Politik olarak ise durum daha iyi değil. Irak’da savaş ABD-Avrupa politik ilişkilerinde bir dönüm noktası oldu. Fransa, Almanya ve Rusya asi müttefikler olmaktan huzursuz ama sistematik olarak politik rakipler olmaya dönüştüler. ABD’ye karşı çatışmaya girmeden dikkatle davranıyorlar. Bu, bazen ABD’nin önerdikleri ile aynı yolda gitmelerine rağmen artık gerektikleri zaman ABD’nin tarafında olmayacakları anlamına geliyor. Irak’ın borçlarının geri ödenmesi buna bir örnek. James Baker Avrupa ve Doğu Asyalı borç verenlerden Irak’ın kendilerine olan borçlarını iptal etmeleri için söz almış görünüyor.
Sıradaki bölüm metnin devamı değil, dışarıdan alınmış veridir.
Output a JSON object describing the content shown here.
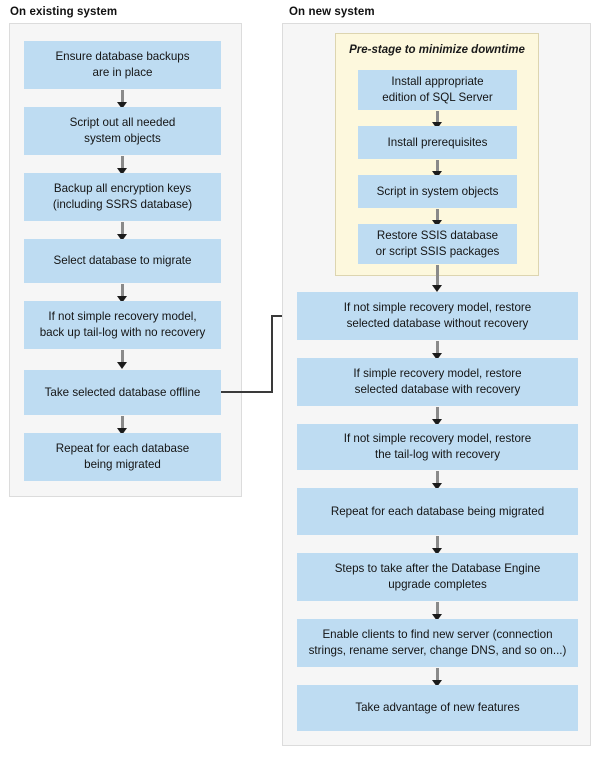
{
  "columns": [
    {
      "title": "On existing system"
    },
    {
      "title": "On new system"
    }
  ],
  "left_panel": {
    "nodes": [
      {
        "label": "Ensure database backups\nare in place"
      },
      {
        "label": "Script out all needed\nsystem objects"
      },
      {
        "label": "Backup all encryption keys\n(including SSRS database)"
      },
      {
        "label": "Select database to migrate"
      },
      {
        "label": "If not simple recovery model,\nback up tail-log with no recovery"
      },
      {
        "label": "Take selected database offline"
      },
      {
        "label": "Repeat for each database\nbeing migrated"
      }
    ]
  },
  "right_panel": {
    "prestage": {
      "title": "Pre-stage to minimize downtime",
      "nodes": [
        {
          "label": "Install appropriate\nedition of SQL Server"
        },
        {
          "label": "Install prerequisites"
        },
        {
          "label": "Script in system objects"
        },
        {
          "label": "Restore SSIS database\nor script SSIS packages"
        }
      ]
    },
    "nodes": [
      {
        "label": "If not simple recovery model, restore\nselected database without recovery"
      },
      {
        "label": "If simple recovery model, restore\nselected database with recovery"
      },
      {
        "label": "If not simple recovery model, restore\nthe tail-log with recovery"
      },
      {
        "label": "Repeat for each database being migrated"
      },
      {
        "label": "Steps to take after the Database Engine\nupgrade completes"
      },
      {
        "label": "Enable clients to find new server (connection\nstrings, rename server, change DNS, and so on...)"
      },
      {
        "label": "Take advantage of new features"
      }
    ]
  },
  "colors": {
    "node_fill": "#bedcf2",
    "panel_fill": "#f6f6f6",
    "panel_border": "#dcdcdc",
    "prestage_fill": "#fdf8dd",
    "prestage_border": "#ddd5b0",
    "arrow": "#1b1b1b",
    "connector": "#3a3a3a"
  }
}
Bu ülkeler borçların ödeneceğinden ümitlerini zaten kesmiş olabilirler ve ayrıntılı görüşmeler gerçekleştiği zaman borçları iptal etmelerinin bedeli olarak Irak ile gelecekteki düzenlemelerde hak isteyebilirler. Baker en büyük kredi sağlayıcı olan Arap ülkelerini, aynısını yapmaları için henüz ikna edebilmiş değil. Irak’ın Kuveyt’i işgalinin itkilerinden birisinin Kuveytte olan borcu ortadan kaldırmak olduğunu unutmamak gerekiyor.
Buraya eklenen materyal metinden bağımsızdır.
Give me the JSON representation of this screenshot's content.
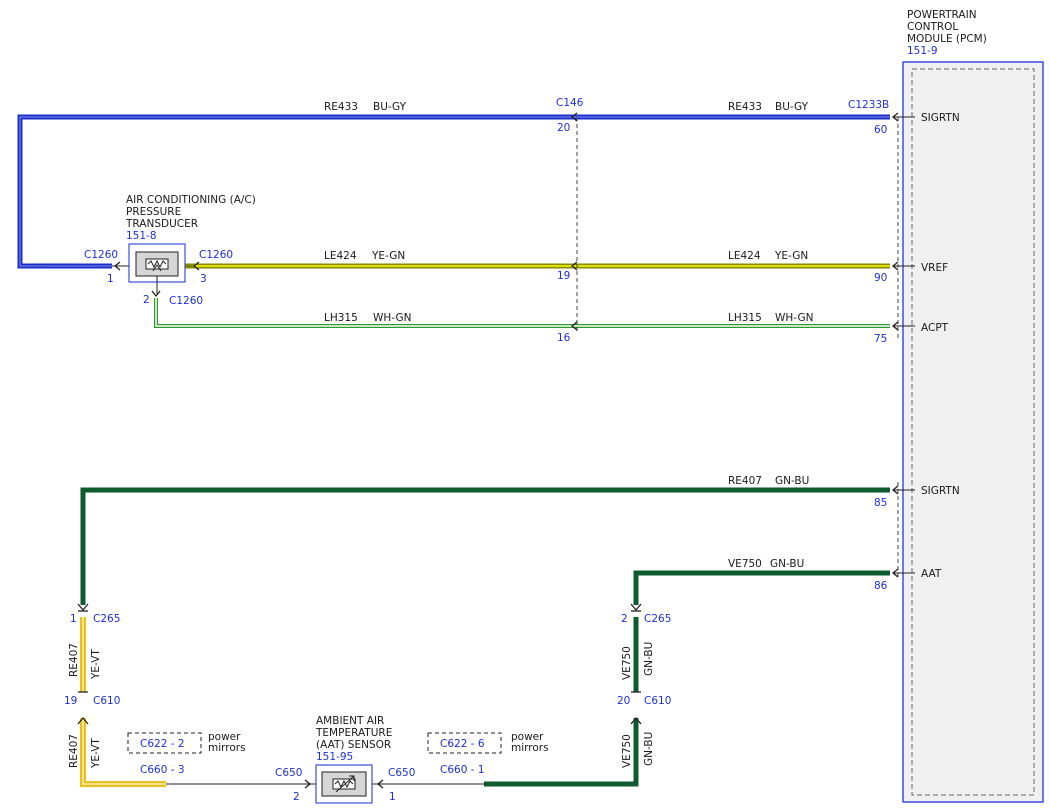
{
  "colors": {
    "bu_gy": "#1a2fd0",
    "ye_gn": "#c8c800",
    "wh_gn": "#2d9a2d",
    "gn_bu": "#0e5c2e",
    "ye_vt": "#e8c21a",
    "connector_text": "#1f2fd8",
    "module_border": "#3a4fe0"
  },
  "pcm": {
    "title_lines": [
      "POWERTRAIN",
      "CONTROL",
      "MODULE (PCM)"
    ],
    "ref": "151-9",
    "pins": {
      "sigrtn1": {
        "label": "SIGRTN",
        "pin": "60"
      },
      "vref": {
        "label": "VREF",
        "pin": "90"
      },
      "acpt": {
        "label": "ACPT",
        "pin": "75"
      },
      "sigrtn2": {
        "label": "SIGRTN",
        "pin": "85"
      },
      "aat": {
        "label": "AAT",
        "pin": "86"
      }
    },
    "connector": "C1233B"
  },
  "ac_transducer": {
    "title_lines": [
      "AIR CONDITIONING (A/C)",
      "PRESSURE",
      "TRANSDUCER"
    ],
    "ref": "151-8",
    "connector": "C1260",
    "pin1": "1",
    "pin2": "2",
    "pin3": "3"
  },
  "c146": {
    "name": "C146",
    "pin_re433": "20",
    "pin_le424": "19",
    "pin_lh315": "16"
  },
  "wires": {
    "re433": {
      "circuit": "RE433",
      "color": "BU-GY"
    },
    "le424": {
      "circuit": "LE424",
      "color": "YE-GN"
    },
    "lh315": {
      "circuit": "LH315",
      "color": "WH-GN"
    },
    "re407": {
      "circuit": "RE407",
      "color": "GN-BU",
      "color_lower": "YE-VT"
    },
    "ve750": {
      "circuit": "VE750",
      "color": "GN-BU"
    }
  },
  "c265": {
    "name": "C265",
    "pin_left": "1",
    "pin_right": "2"
  },
  "c610": {
    "name": "C610",
    "pin_left": "19",
    "pin_right": "20"
  },
  "aat_sensor": {
    "title_lines": [
      "AMBIENT AIR",
      "TEMPERATURE",
      "(AAT) SENSOR"
    ],
    "ref": "151-95",
    "connector": "C650",
    "pin_left": "2",
    "pin_right": "1"
  },
  "splices": {
    "left": {
      "ref": "C622 - 2",
      "note_lines": [
        "power",
        "mirrors"
      ],
      "connector": "C660 -  3"
    },
    "right": {
      "ref": "C622 - 6",
      "note_lines": [
        "power",
        "mirrors"
      ],
      "connector": "C660 -  1"
    }
  }
}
Batı Avrupa’nın artık bir kere daha Amerikan önderliğinin inaçlı takipçisi olmaya hazır olmadığı şimdilerde açıkça söyleniyor. Pek çok politik kişilik, hatta daha muhafazakar olanlar bile, Ortadoğu’da (yalnızca Irak’da değil, Afganistan, İran ve İsrail/Filistin’de de) ABD politikalarının temelde kusurlu olduğuna inanıyorlar. Eğer Pakistan ve Suudi Arabistan’dan birisi ABD’nin elinde patlarsa Avrupa başketlerinin çoğunda, ve hatta doğu Avrupa’da da, Schandenfreude olacak.
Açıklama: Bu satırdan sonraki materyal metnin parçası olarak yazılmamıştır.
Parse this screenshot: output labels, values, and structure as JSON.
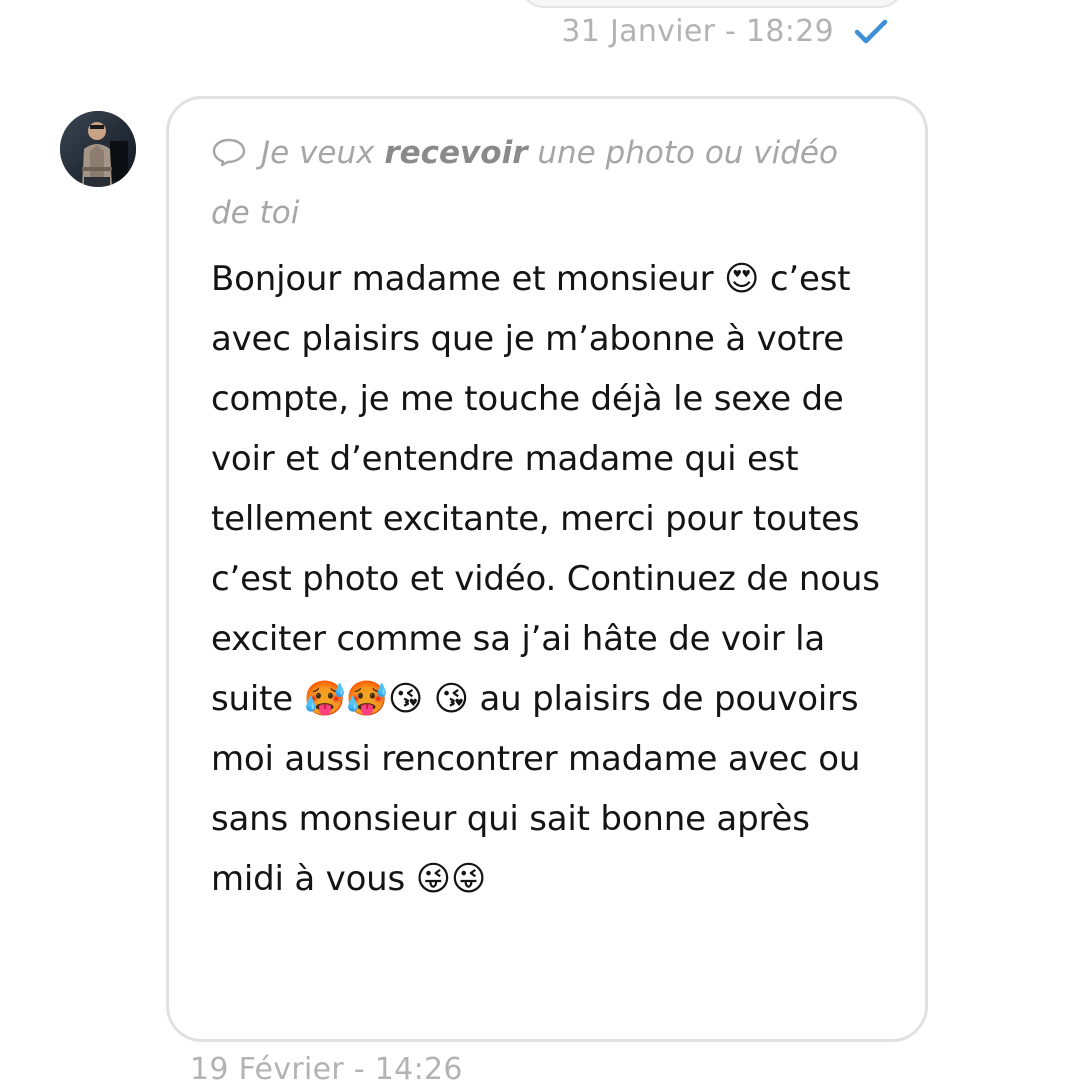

Son ama çok önemli başka bir şey de seçim kampanyasının George Bush için çok zor geçecek gibi görünmesi. Seçim kampanyasını ileriye taşımak için şu anda temel olarak deflasyon tehditinin azalması ve Saddam Hüseyin’in yakalanmasına dayanıyor. Ama Bush yanlızca dünyanın geri kalanını kızdırmakla kalmadı. Uykulu Amerikan seçmeninde siyasi katılım isteği doğurdu. Kendisine sadık takipçileri var ama Amerikan nüfusunun büyük bir kesimi için olası en güçlü muhalefeti ayağa kaldırdı. Bu vatansever retoriğe takılmış bazı oyların olacağı kuşkusuz. Ama Bush’un ikinci dönem başkanlığından ciddi şekilde korku duyan ve genelde oy kullanmayan çok sayıda genç, yeşil, siyah ve latinolar bu kez, ve özellikle de Dean için, oy vermeye hazır olacaklar.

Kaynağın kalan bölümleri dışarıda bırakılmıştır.